We met at Claire's on Wednesday to discuss journalist Alma Guillermoprieto's memoir, Dancing with Cuba. She wrote the book some thirty years after spending six months in Cuba teaching modern dance at the state-run school there. I was grateful for the opportunity to learn about the history of the revolution in Cuba; of course I know about Che and Fidel, but this memoir comes from someone who was there when it was just getting started (albeit as an outsider—she's Mexican, but she'd lived most of her life in the U.S.). Of course, being a memoir and not a history textbook, the revolution is presented through the prism of her own experience there—or, more importantly perhaps, through the prism of her memories of her experience there. I loved this passage from the prologue:
With nothing to go on but this fistful of tatters [a few letters, a notebook, a few mementos from her students], it would be absurd to claim that the following pages are a reliable historical account of the events that took place in my life during those six months. Yet this is not a novel. It is a faithful transcription of my memories, some of them hazy, others riddled with holes left by the passage of the years, others patched up by time and the filters of experience and distance, and still others, no doubt, completely invented by the stubborn narrator we all have within us, who wants things to be the way they sound best to us now, and not the way they were.
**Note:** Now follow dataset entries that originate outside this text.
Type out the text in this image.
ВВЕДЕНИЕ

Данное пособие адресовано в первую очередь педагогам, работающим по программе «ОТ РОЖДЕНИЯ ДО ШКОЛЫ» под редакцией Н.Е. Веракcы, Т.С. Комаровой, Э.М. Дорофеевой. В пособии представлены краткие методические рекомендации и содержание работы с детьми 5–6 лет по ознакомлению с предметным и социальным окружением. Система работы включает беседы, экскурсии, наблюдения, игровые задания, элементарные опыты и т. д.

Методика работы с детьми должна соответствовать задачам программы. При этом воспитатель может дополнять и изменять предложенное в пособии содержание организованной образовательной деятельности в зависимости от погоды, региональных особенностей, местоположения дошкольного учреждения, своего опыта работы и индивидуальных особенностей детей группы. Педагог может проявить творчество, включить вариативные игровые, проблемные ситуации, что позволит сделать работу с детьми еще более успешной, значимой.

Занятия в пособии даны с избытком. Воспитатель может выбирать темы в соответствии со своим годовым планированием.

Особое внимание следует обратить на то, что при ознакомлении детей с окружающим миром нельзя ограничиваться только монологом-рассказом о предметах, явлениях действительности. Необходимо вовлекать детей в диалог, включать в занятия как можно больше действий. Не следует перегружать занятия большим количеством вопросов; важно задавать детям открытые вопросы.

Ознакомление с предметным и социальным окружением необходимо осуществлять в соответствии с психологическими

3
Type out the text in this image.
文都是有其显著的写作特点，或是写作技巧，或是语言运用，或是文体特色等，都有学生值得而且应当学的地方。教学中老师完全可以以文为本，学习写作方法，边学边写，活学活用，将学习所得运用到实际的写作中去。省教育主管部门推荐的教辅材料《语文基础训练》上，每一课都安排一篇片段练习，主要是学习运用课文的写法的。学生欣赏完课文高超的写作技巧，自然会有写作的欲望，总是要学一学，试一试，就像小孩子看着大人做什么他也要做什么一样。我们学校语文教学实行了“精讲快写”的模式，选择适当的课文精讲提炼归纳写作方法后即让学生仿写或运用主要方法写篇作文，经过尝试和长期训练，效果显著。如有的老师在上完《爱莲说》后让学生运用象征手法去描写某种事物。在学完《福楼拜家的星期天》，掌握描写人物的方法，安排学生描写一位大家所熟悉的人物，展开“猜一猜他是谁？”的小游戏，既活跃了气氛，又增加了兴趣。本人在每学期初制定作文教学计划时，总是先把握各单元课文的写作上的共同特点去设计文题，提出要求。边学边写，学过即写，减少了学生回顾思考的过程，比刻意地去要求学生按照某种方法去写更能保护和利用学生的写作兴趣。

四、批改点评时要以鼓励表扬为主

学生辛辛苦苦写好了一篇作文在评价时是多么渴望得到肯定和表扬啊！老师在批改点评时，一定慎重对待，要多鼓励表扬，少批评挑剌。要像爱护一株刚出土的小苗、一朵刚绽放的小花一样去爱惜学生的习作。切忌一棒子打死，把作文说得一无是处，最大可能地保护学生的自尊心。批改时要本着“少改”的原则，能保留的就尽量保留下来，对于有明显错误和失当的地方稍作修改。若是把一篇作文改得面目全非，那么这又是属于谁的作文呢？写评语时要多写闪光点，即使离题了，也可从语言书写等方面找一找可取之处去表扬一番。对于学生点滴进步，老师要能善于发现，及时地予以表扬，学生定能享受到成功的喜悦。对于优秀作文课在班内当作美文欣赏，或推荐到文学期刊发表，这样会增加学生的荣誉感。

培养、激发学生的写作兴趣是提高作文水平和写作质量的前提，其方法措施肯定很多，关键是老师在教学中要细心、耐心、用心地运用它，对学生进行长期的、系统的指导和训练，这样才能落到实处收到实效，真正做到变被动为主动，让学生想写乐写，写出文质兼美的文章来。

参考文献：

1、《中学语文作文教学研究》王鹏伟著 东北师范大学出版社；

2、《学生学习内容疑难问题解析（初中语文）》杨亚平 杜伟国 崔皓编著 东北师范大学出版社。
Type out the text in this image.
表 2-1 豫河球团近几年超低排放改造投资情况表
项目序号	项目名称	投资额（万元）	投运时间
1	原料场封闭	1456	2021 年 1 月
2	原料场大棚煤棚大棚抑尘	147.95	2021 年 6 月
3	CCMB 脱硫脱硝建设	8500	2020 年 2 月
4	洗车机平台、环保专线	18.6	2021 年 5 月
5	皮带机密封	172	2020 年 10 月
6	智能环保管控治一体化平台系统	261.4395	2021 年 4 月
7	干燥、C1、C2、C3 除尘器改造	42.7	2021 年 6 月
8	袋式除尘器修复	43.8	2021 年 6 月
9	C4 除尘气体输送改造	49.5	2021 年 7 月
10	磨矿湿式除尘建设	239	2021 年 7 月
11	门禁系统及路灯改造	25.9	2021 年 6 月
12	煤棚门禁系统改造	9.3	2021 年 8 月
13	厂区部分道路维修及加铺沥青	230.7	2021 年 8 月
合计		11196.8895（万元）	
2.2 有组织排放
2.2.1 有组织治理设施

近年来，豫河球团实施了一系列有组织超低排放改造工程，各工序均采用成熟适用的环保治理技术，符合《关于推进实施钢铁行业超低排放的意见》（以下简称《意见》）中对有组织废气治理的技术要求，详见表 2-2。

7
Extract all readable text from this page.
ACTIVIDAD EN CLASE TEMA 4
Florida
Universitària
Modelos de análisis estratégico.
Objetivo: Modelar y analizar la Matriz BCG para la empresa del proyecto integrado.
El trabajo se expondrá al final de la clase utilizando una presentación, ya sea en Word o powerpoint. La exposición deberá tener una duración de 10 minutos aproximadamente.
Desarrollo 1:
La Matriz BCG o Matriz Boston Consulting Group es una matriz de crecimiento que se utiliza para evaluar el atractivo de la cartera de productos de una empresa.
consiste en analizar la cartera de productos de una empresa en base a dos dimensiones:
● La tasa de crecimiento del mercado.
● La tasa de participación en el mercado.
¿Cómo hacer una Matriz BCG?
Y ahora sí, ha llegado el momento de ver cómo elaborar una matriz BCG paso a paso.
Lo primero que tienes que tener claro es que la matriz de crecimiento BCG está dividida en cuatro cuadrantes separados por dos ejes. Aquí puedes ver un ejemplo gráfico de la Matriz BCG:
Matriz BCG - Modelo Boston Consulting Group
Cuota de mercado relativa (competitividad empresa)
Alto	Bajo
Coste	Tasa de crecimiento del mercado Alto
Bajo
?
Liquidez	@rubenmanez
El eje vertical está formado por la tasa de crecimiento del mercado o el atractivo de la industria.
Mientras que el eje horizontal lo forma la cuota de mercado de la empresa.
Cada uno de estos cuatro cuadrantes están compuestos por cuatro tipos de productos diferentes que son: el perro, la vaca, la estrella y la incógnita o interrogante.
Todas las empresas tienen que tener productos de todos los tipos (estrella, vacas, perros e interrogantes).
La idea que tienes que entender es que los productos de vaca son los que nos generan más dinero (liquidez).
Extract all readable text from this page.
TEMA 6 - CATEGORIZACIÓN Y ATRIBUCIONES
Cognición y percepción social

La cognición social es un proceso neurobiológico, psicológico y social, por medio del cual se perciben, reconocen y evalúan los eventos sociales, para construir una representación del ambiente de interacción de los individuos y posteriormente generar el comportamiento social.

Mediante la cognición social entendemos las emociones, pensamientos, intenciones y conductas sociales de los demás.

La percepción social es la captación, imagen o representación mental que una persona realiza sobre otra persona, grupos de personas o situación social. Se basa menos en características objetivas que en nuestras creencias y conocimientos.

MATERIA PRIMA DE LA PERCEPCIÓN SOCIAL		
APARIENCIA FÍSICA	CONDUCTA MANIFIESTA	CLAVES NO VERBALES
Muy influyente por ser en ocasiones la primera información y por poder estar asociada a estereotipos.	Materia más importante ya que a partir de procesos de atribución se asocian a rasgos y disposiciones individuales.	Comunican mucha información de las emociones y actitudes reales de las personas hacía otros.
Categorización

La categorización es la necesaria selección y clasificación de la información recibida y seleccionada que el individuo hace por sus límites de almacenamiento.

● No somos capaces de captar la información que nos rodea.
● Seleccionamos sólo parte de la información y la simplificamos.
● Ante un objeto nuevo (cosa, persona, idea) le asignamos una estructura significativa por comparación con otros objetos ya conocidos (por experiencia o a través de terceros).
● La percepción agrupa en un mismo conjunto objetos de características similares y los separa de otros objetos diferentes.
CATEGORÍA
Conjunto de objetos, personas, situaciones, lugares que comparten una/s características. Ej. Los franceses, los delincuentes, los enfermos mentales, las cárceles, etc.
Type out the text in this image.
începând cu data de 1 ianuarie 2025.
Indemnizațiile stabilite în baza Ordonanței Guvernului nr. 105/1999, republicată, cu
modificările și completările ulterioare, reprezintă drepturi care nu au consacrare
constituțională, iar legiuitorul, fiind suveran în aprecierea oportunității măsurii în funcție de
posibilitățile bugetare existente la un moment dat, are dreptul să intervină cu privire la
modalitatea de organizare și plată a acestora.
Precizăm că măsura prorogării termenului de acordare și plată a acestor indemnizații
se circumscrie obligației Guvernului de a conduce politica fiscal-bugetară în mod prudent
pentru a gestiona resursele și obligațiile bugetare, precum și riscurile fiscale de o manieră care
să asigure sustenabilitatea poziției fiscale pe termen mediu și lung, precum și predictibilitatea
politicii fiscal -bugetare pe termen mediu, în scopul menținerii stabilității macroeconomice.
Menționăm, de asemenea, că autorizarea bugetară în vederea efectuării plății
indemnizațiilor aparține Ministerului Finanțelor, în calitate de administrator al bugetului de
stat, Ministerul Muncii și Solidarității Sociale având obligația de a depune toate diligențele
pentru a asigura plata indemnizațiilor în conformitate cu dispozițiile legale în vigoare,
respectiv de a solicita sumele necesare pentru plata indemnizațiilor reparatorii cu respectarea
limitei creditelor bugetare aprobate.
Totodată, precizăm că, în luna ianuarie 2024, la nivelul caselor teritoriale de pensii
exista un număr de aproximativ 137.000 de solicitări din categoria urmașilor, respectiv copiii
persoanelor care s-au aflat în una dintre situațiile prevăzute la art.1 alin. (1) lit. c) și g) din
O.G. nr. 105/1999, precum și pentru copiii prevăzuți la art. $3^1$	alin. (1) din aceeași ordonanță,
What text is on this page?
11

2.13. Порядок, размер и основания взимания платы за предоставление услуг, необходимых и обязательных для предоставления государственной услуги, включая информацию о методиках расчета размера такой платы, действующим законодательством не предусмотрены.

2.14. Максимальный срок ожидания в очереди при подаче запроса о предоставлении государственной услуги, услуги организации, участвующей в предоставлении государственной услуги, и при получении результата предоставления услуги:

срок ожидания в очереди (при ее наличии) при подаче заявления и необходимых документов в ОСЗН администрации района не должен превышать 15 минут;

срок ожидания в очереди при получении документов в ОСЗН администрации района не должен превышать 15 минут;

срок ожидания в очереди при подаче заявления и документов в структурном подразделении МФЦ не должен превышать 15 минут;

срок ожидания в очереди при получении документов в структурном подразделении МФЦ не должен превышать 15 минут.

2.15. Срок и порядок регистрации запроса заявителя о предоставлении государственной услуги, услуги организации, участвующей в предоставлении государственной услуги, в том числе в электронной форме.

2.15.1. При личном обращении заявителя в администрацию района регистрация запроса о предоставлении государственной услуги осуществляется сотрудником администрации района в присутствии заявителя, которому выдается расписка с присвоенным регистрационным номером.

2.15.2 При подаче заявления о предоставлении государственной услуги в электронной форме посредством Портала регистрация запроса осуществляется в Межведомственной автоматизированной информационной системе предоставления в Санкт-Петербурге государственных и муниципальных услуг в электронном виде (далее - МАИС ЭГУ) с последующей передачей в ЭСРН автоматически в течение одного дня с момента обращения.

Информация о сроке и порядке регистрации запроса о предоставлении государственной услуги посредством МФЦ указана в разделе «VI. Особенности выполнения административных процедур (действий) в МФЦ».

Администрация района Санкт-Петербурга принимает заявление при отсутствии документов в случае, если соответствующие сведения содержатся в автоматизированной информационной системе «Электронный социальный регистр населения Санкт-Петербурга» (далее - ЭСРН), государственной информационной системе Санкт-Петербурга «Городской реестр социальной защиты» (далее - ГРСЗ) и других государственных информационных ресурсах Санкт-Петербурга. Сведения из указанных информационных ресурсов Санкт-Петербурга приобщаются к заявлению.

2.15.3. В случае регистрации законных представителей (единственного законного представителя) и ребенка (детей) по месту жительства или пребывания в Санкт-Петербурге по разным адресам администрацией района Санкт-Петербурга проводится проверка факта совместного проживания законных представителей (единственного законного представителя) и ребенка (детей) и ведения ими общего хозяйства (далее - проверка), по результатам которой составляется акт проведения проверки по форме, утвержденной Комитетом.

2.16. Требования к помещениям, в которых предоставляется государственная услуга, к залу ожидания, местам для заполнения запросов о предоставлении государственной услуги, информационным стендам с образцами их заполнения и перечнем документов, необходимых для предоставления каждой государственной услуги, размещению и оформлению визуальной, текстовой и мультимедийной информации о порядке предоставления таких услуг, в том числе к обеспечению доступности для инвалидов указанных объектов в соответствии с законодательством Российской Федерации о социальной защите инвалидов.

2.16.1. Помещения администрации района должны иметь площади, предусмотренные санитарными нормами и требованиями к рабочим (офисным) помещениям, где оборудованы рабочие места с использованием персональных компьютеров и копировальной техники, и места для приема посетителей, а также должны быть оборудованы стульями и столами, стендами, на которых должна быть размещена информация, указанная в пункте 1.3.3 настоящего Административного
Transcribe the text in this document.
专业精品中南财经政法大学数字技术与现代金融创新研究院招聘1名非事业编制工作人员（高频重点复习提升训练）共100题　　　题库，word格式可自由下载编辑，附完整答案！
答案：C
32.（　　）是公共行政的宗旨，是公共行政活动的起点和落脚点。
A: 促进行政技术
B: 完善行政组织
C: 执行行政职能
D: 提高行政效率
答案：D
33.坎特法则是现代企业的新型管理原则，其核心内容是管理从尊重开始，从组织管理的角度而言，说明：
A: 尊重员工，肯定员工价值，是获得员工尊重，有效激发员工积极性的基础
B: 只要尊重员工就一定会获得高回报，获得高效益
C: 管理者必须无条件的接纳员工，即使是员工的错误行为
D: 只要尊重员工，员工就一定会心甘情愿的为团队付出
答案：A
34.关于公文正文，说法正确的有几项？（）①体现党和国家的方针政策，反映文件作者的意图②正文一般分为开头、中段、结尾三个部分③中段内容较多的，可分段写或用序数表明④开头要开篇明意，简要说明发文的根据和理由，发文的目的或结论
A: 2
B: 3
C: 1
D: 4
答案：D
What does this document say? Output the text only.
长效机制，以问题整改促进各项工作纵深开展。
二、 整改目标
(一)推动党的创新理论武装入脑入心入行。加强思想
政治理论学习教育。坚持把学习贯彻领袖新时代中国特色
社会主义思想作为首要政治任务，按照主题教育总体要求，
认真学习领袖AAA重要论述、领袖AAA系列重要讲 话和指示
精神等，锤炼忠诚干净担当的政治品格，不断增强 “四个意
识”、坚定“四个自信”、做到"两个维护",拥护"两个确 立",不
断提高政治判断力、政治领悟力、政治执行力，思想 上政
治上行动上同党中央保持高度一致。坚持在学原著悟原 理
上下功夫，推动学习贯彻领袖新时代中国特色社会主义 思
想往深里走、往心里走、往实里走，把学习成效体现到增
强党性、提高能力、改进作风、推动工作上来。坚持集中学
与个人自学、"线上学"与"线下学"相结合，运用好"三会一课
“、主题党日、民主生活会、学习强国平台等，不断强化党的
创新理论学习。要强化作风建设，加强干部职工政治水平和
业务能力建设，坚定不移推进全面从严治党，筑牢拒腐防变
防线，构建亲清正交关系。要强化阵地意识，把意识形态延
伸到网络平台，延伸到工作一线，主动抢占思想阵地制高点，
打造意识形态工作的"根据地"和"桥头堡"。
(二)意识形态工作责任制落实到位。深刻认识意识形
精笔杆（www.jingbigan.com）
I had some complaints with the book: I didn't understand exactly how and when she got swept up in the revolution; I never fully accepted how she could accept the revolution and be an artist; I expected some outrage at the inequities that already existed in that burgeoning socialist nation. But, for the most part, it was an eye-opening book and in some ways a remarkable story of a very brief but important time in a young woman's life, when she went through both a radical political awakening and also a realization that dance could never constitute her whole existence as she'd thought.
Next up is Francine Prose's latest novel, A Changed Man.